Rose McGowan Calls Natalie Portman's Oscars Cape Highlighting Female Directors ‘Offensive’
She calls Portman “part of the problem” with her “fake support of other women.”
“There is no law that says you need to hire women, work with women, or support women. By all means, you do you. But I am saying stop pretending you’re some kind of champion for anything other than yourself,” McGowan continued. “As for me, I’ll be over here raising my voice and fighting for change without any compensation. That is activism. Until you and your fellow actresses get real, do us all a favor and hang up your embroidered activist cloak, it doesn’t hang right.”

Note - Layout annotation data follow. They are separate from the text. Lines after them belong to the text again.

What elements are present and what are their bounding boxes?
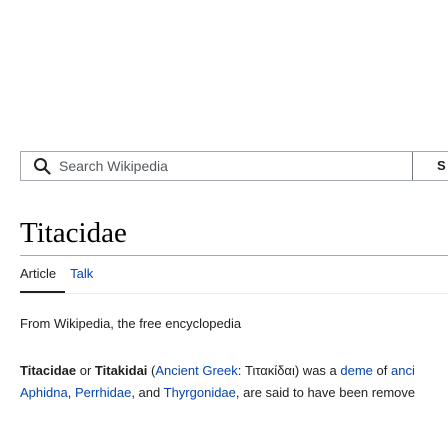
- link-anci[interactable]: anci: [391, 363, 415, 378]
- link-ancient-greek[interactable]: Ancient Greek: [155, 363, 237, 378]
- tabs-divider: [20, 293, 448, 294]
- lead-paragraph: Titacidae or Titakidai (Ancient Greek: Τ…: [20, 360, 448, 404]
- search-button[interactable]: S: [419, 152, 446, 180]
- link-perrhidae[interactable]: Perrhidae: [75, 385, 131, 400]
- search-input[interactable]: [59, 158, 399, 174]
- text-greek: : Τιτακίδαι: [237, 363, 295, 378]
- text-of: of: [372, 363, 391, 378]
- namespace-tabs: Article Talk: [20, 266, 93, 281]
- site-tagline: From Wikipedia, the free encyclopedia: [20, 316, 242, 331]
- text-said-removed: , are said to have been remove: [235, 385, 416, 400]
- search-bar: S: [20, 151, 448, 181]
- title-divider: [20, 255, 448, 256]
- tab-article[interactable]: Article: [20, 266, 56, 281]
- text-sep-2: , and: [131, 385, 164, 400]
- search-icon: [33, 157, 51, 175]
- term-titakidai: Titakidai: [94, 363, 148, 378]
- page-title: Titacidae: [20, 217, 127, 249]
- search-box[interactable]: [21, 152, 413, 180]
- link-deme[interactable]: deme: [340, 363, 373, 378]
- lead-line-1: Titacidae or Titakidai (Ancient Greek: Τ…: [20, 363, 415, 378]
- text-or: or: [76, 363, 95, 378]
- link-thyrgonidae[interactable]: Thyrgonidae: [164, 385, 236, 400]
- text-was-a: was a: [299, 363, 341, 378]
- text-sep-1: ,: [67, 385, 75, 400]
- term-titacidae: Titacidae: [20, 363, 77, 378]
- tab-talk[interactable]: Talk: [70, 266, 93, 281]
- link-aphidna[interactable]: Aphidna: [20, 385, 68, 400]
- page: S Titacidae Article Talk From Wikipedia,…: [0, 0, 448, 448]
- lead-line-2: Aphidna, Perrhidae, and Thyrgonidae, are…: [20, 385, 415, 400]
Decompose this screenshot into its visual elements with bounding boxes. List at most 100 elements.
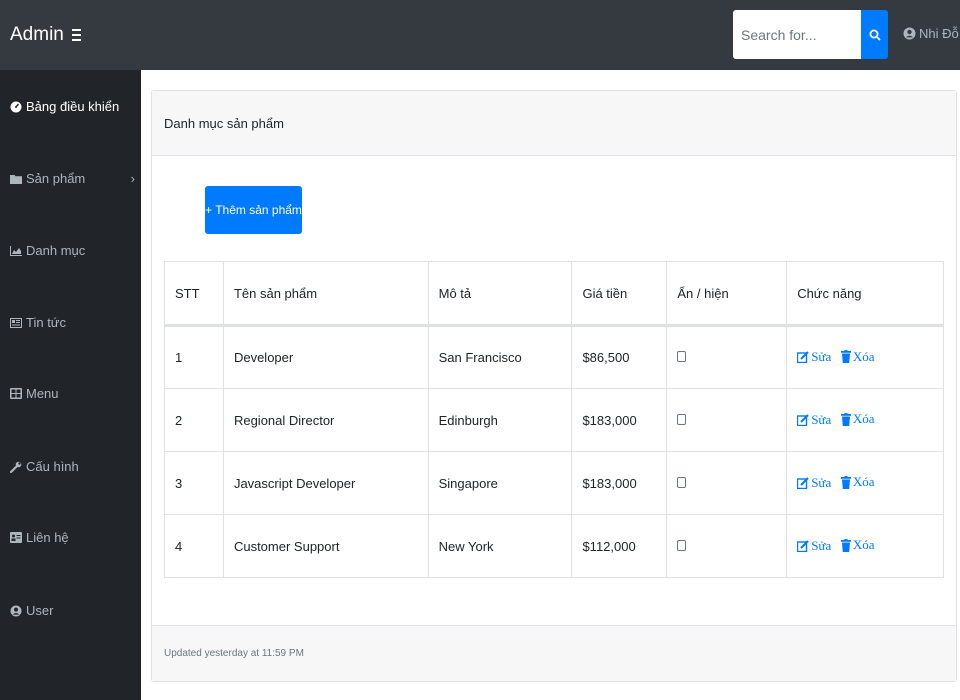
- top-navbar: Admin Nhi Đỗ: [0, 0, 960, 70]
- add-product-button[interactable]: + Thêm sản phẩm: [205, 186, 302, 234]
- user-menu[interactable]: Nhi Đỗ: [903, 26, 959, 41]
- cell-visibility: [666, 388, 788, 452]
- delete-label: Xóa: [852, 348, 875, 364]
- product-table: STT Tên sản phẩm Mô tả Giá tiền Ẩn / hiệ…: [164, 261, 944, 578]
- sidebar-item-label: Danh mục: [26, 243, 86, 258]
- grid-icon: [10, 388, 22, 399]
- dashboard-icon: [10, 101, 22, 112]
- sidebar-item-contact[interactable]: Liên hệ: [10, 530, 135, 545]
- trash-icon: [840, 412, 851, 426]
- column-header: Mô tả: [427, 261, 573, 327]
- cell-name: Customer Support: [222, 514, 429, 578]
- column-header: Giá tiền: [571, 261, 668, 327]
- card-footer: Updated yesterday at 11:59 PM: [152, 625, 956, 681]
- sidebar-item-label: Menu: [26, 386, 59, 401]
- table-row: 1 Developer San Francisco $86,500 Sửa Xó…: [164, 325, 944, 389]
- sidebar-item-dashboard[interactable]: Bảng điều khiển: [10, 99, 135, 114]
- edit-button[interactable]: Sửa: [797, 538, 831, 554]
- search-icon: [869, 29, 881, 41]
- sidebar-item-label: Liên hệ: [26, 530, 69, 545]
- trash-icon: [840, 350, 851, 364]
- cell-name: Javascript Developer: [222, 451, 429, 515]
- sidebar-item-menu[interactable]: Menu: [10, 386, 135, 401]
- edit-label: Sửa: [811, 474, 832, 490]
- cell-actions: Sửa Xóa: [786, 388, 944, 452]
- delete-button[interactable]: Xóa: [840, 411, 875, 427]
- search-input[interactable]: [733, 10, 861, 59]
- column-header: STT: [164, 261, 224, 327]
- delete-button[interactable]: Xóa: [840, 537, 875, 553]
- brand[interactable]: Admin: [10, 24, 81, 46]
- cell-stt: 3: [164, 451, 224, 515]
- cell-visibility: [666, 514, 788, 578]
- edit-label: Sửa: [811, 537, 832, 553]
- last-updated-text: Updated yesterday at 11:59 PM: [164, 648, 304, 659]
- sidebar-item-label: Bảng điều khiển: [26, 99, 120, 114]
- visibility-checkbox[interactable]: [677, 539, 687, 551]
- cell-actions: Sửa Xóa: [786, 514, 944, 578]
- product-card: Danh mục sản phẩm + Thêm sản phẩm STT Tê…: [151, 90, 957, 682]
- user-name: Nhi Đỗ: [919, 26, 959, 41]
- edit-icon: [797, 351, 809, 364]
- table-row: 3 Javascript Developer Singapore $183,00…: [164, 451, 944, 515]
- edit-icon: [797, 477, 809, 489]
- edit-icon: [797, 540, 809, 552]
- trash-icon: [840, 475, 851, 489]
- main-content: Danh mục sản phẩm + Thêm sản phẩm STT Tê…: [141, 70, 960, 700]
- user-circle-icon: [10, 605, 22, 616]
- edit-button[interactable]: Sửa: [797, 412, 831, 428]
- edit-label: Sửa: [811, 349, 832, 365]
- cell-visibility: [666, 451, 788, 515]
- visibility-checkbox[interactable]: [677, 413, 687, 425]
- cell-desc: San Francisco: [427, 325, 573, 389]
- delete-button[interactable]: Xóa: [840, 348, 875, 365]
- cell-desc: New York: [427, 514, 573, 578]
- sidebar-item-label: Tin tức: [26, 315, 67, 330]
- area-chart-icon: [10, 245, 22, 256]
- menu-toggle-icon[interactable]: [71, 29, 81, 41]
- cell-actions: Sửa Xóa: [786, 325, 944, 389]
- sidebar-item-user[interactable]: User: [10, 603, 135, 618]
- cell-price: $183,000: [571, 388, 668, 452]
- trash-icon: [840, 538, 851, 552]
- sidebar: Bảng điều khiển Sản phẩm › Danh mục Tin …: [0, 70, 141, 700]
- contact-card-icon: [10, 532, 22, 543]
- card-title: Danh mục sản phẩm: [164, 115, 284, 131]
- column-header: Tên sản phẩm: [222, 261, 429, 327]
- table-row: 4 Customer Support New York $112,000 Sửa…: [164, 514, 944, 578]
- delete-label: Xóa: [852, 474, 875, 490]
- cell-price: $86,500: [571, 325, 668, 389]
- sidebar-item-settings[interactable]: Cấu hình: [10, 459, 135, 474]
- delete-label: Xóa: [852, 537, 875, 553]
- sidebar-item-categories[interactable]: Danh mục: [10, 243, 135, 258]
- edit-label: Sửa: [811, 411, 832, 427]
- sidebar-item-products[interactable]: Sản phẩm ›: [10, 171, 135, 186]
- user-circle-icon: [903, 27, 916, 40]
- cell-price: $112,000: [571, 514, 668, 578]
- visibility-checkbox[interactable]: [677, 351, 687, 362]
- sidebar-item-label: Cấu hình: [26, 459, 79, 474]
- brand-title[interactable]: Admin: [10, 24, 64, 46]
- card-header: Danh mục sản phẩm: [152, 91, 956, 156]
- cell-visibility: [666, 325, 788, 389]
- cell-desc: Edinburgh: [427, 388, 573, 452]
- sidebar-item-label: User: [26, 603, 54, 618]
- sidebar-item-label: Sản phẩm: [26, 171, 86, 186]
- cell-name: Developer: [222, 325, 429, 389]
- visibility-checkbox[interactable]: [677, 476, 687, 488]
- cell-price: $183,000: [571, 451, 668, 515]
- edit-button[interactable]: Sửa: [797, 475, 831, 491]
- edit-icon: [797, 414, 809, 426]
- cell-actions: Sửa Xóa: [786, 451, 944, 515]
- column-header: Ẩn / hiện: [666, 261, 788, 327]
- table-row: 2 Regional Director Edinburgh $183,000 S…: [164, 388, 944, 452]
- table-header-row: STT Tên sản phẩm Mô tả Giá tiền Ẩn / hiệ…: [164, 261, 944, 327]
- search-group: [733, 10, 888, 59]
- cell-stt: 1: [164, 325, 224, 389]
- edit-button[interactable]: Sửa: [797, 349, 831, 365]
- cell-stt: 2: [164, 388, 224, 452]
- search-button[interactable]: [861, 10, 888, 59]
- sidebar-item-news[interactable]: Tin tức: [10, 315, 135, 330]
- wrench-icon: [10, 461, 22, 473]
- delete-button[interactable]: Xóa: [840, 474, 875, 490]
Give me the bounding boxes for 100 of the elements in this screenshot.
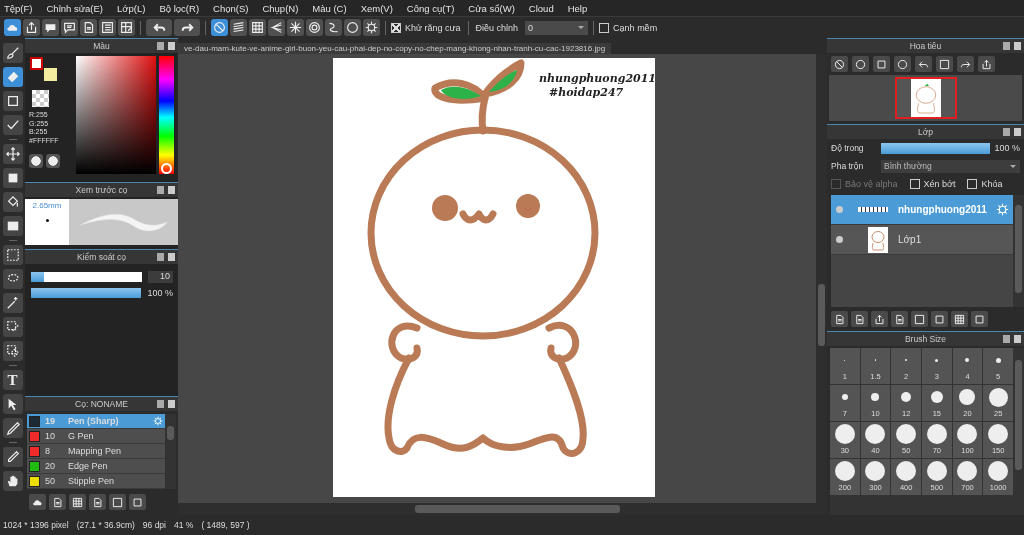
cloud-button[interactable]	[4, 19, 21, 36]
eraser-tool[interactable]	[2, 67, 23, 87]
size-slider[interactable]	[31, 272, 142, 282]
zoom-button[interactable]	[873, 56, 890, 72]
opacity-slider[interactable]	[31, 288, 142, 298]
bubble-button[interactable]	[42, 19, 59, 36]
scrollbar[interactable]	[1013, 195, 1024, 307]
panel-close-icon[interactable]	[157, 186, 175, 194]
menu-item[interactable]: Chọn(S)	[213, 2, 249, 14]
size-value[interactable]: 10	[148, 271, 173, 283]
transparent-swatch[interactable]	[32, 90, 49, 107]
page-button[interactable]	[891, 311, 908, 327]
concentric-button[interactable]	[306, 19, 323, 36]
visibility-icon[interactable]	[836, 236, 843, 243]
lasso-tool[interactable]	[2, 269, 23, 289]
fill-rect-tool[interactable]	[2, 168, 23, 188]
panel-close-icon[interactable]	[157, 400, 175, 408]
color-picker[interactable]	[76, 56, 156, 174]
dropper-tool[interactable]	[2, 447, 23, 467]
antialias-checkbox[interactable]	[391, 22, 401, 33]
menu-item[interactable]: Help	[567, 2, 588, 14]
rectangle-button[interactable]	[129, 494, 146, 510]
zoom-button[interactable]	[894, 56, 911, 72]
grid-button[interactable]	[951, 311, 968, 327]
select-pen-tool[interactable]	[2, 317, 23, 337]
grid-button[interactable]	[69, 494, 86, 510]
zoom-button[interactable]	[978, 56, 995, 72]
panel-close-icon[interactable]	[1003, 42, 1021, 50]
page-button[interactable]	[49, 494, 66, 510]
comment-button[interactable]	[61, 19, 78, 36]
scrollbar[interactable]	[165, 414, 176, 489]
page-button[interactable]	[851, 311, 868, 327]
undo-button[interactable]	[146, 19, 172, 36]
settings-icon[interactable]	[996, 203, 1009, 216]
pen-tool[interactable]	[2, 418, 23, 438]
parallel-button[interactable]	[230, 19, 247, 36]
rectangle-button[interactable]	[931, 311, 948, 327]
menu-item[interactable]: Chụp(N)	[262, 2, 299, 14]
rotate-left-button[interactable]	[915, 56, 932, 72]
document-tab[interactable]: ve-dau-mam-kute-ve-anime-girl-buon-yeu-cau-phai-dep-no-copy-no-chep-mang-khong-nhan-tranh-cu-cac-1923816.jpg	[178, 43, 612, 54]
menu-item[interactable]: Công cụ(T)	[406, 2, 455, 14]
rectangle-tool[interactable]	[2, 91, 23, 111]
soft-edge-checkbox[interactable]	[599, 22, 610, 33]
polyline-tool[interactable]	[2, 115, 23, 135]
hue-slider[interactable]	[159, 56, 174, 174]
panel-close-icon[interactable]	[157, 42, 175, 50]
share-button[interactable]	[871, 311, 888, 327]
select-eraser-tool[interactable]	[2, 341, 23, 361]
select-tool[interactable]	[2, 245, 23, 265]
menu-item[interactable]: Tệp(F)	[4, 2, 33, 14]
text-tool[interactable]: T	[2, 370, 23, 390]
gradient-tool[interactable]	[2, 216, 23, 236]
hue-handle[interactable]	[161, 163, 172, 174]
list-button[interactable]	[99, 19, 116, 36]
delete-button[interactable]	[971, 311, 988, 327]
navigator-preview[interactable]	[894, 77, 957, 119]
menu-item[interactable]: Xem(V)	[360, 2, 393, 14]
scrollbar[interactable]	[1013, 348, 1024, 515]
curve-button[interactable]	[325, 19, 342, 36]
color-swatch[interactable]	[30, 57, 43, 70]
radial-button[interactable]	[287, 19, 304, 36]
panel-close-icon[interactable]	[157, 253, 175, 261]
brush-item[interactable]: 10 G Pen	[27, 429, 165, 444]
layer-item[interactable]: Lớp1	[831, 225, 1013, 255]
canvas-page[interactable]: nhungphuong2011 #hoidap247	[333, 58, 655, 497]
color-swatch[interactable]	[44, 68, 57, 81]
wand-tool[interactable]	[2, 293, 23, 313]
cloud-button[interactable]	[29, 494, 46, 510]
circle-button[interactable]	[344, 19, 361, 36]
grid-edit-button[interactable]	[118, 19, 135, 36]
menu-item[interactable]: Lớp(L)	[117, 2, 146, 14]
layer-opacity-slider[interactable]	[881, 142, 991, 154]
rotate-right-button[interactable]	[957, 56, 974, 72]
menu-item[interactable]: Chỉnh sửa(E)	[46, 2, 104, 14]
grid-button[interactable]	[249, 19, 266, 36]
page-button[interactable]	[831, 311, 848, 327]
palette-icon[interactable]	[46, 154, 60, 168]
zoom-button[interactable]	[936, 56, 953, 72]
blend-mode-dropdown[interactable]: Bình thường	[881, 159, 1020, 173]
settings-icon[interactable]	[153, 416, 163, 426]
move-tool[interactable]	[2, 144, 23, 164]
gear-button[interactable]	[363, 19, 380, 36]
zoom-button[interactable]	[852, 56, 869, 72]
zoom-button[interactable]	[831, 56, 848, 72]
menu-item[interactable]: Cửa sổ(W)	[468, 2, 515, 14]
adjust-dropdown[interactable]: 0	[525, 20, 589, 35]
menu-item[interactable]: Màu (C)	[312, 2, 347, 14]
page-button[interactable]	[89, 494, 106, 510]
pointer-tool[interactable]	[2, 394, 23, 414]
redo-button[interactable]	[174, 19, 200, 36]
brush-tool[interactable]	[2, 43, 23, 63]
bucket-tool[interactable]	[2, 192, 23, 212]
menu-item[interactable]: Cloud	[528, 2, 554, 14]
brush-item[interactable]: 50 Stipple Pen	[27, 474, 165, 489]
brush-item[interactable]: 8 Mapping Pen	[27, 444, 165, 459]
perspective-button[interactable]	[268, 19, 285, 36]
share-button[interactable]	[23, 19, 40, 36]
panel-close-icon[interactable]	[1003, 335, 1021, 343]
brush-item[interactable]: 20 Edge Pen	[27, 459, 165, 474]
hand-tool[interactable]	[2, 471, 23, 491]
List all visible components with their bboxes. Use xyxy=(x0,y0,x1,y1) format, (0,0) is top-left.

McGowan continued in her post, “I was at a Women in Film event that you spoke at once, Natalie. You reeled off depressing statistics and then we all went back to our salads. I quickly realized you and the other women speakers (and that joke of an organization) are just… frauds. You say nothing, you do nothing.”
Portman responded with a statement of her own, per The Hollywood Reporter. “I agree with Ms. McGowan that it is inaccurate to call me ‘brave’ for wearing a garment with women’s names on it. ‘Brave’ is a term I more strongly associate with actions like those of the women who have been testifying against Harvey Weinstein the last few weeks, under incredible pressure,” she said.
She also acknowledged the fact that she has not worked with a huge number of female directors over the course of her career. “It is true I’ve only made a few films with women. In my long career, I’ve only gotten the chance to work with female directors a few times—I’ve made shorts, commercials, music videos and features with Marya Cohen, Mira Nair, Rebecca Zlotowski, Anna Rose Holmer, Sofia Coppola, Shirin Neshat and myself,” Portman said. “Unfortunately, the unmade films I have tried to make are a ghost history.”
But, she says, that doesn’t account for all the projects that never went forward. “I have had the experience a few times of helping get female directors hired on projects which they were then forced out of because of the conditions they faced at work,” she said. “So I want to say, I have tried, and I will keep trying. While I have not yet been successful, I am hopeful that we are stepping into a new day.”
Director Marielle Heller said hers was one of those projects Portman is referencing.
Rose McGowan has not commented on Natalie Portman’s statement.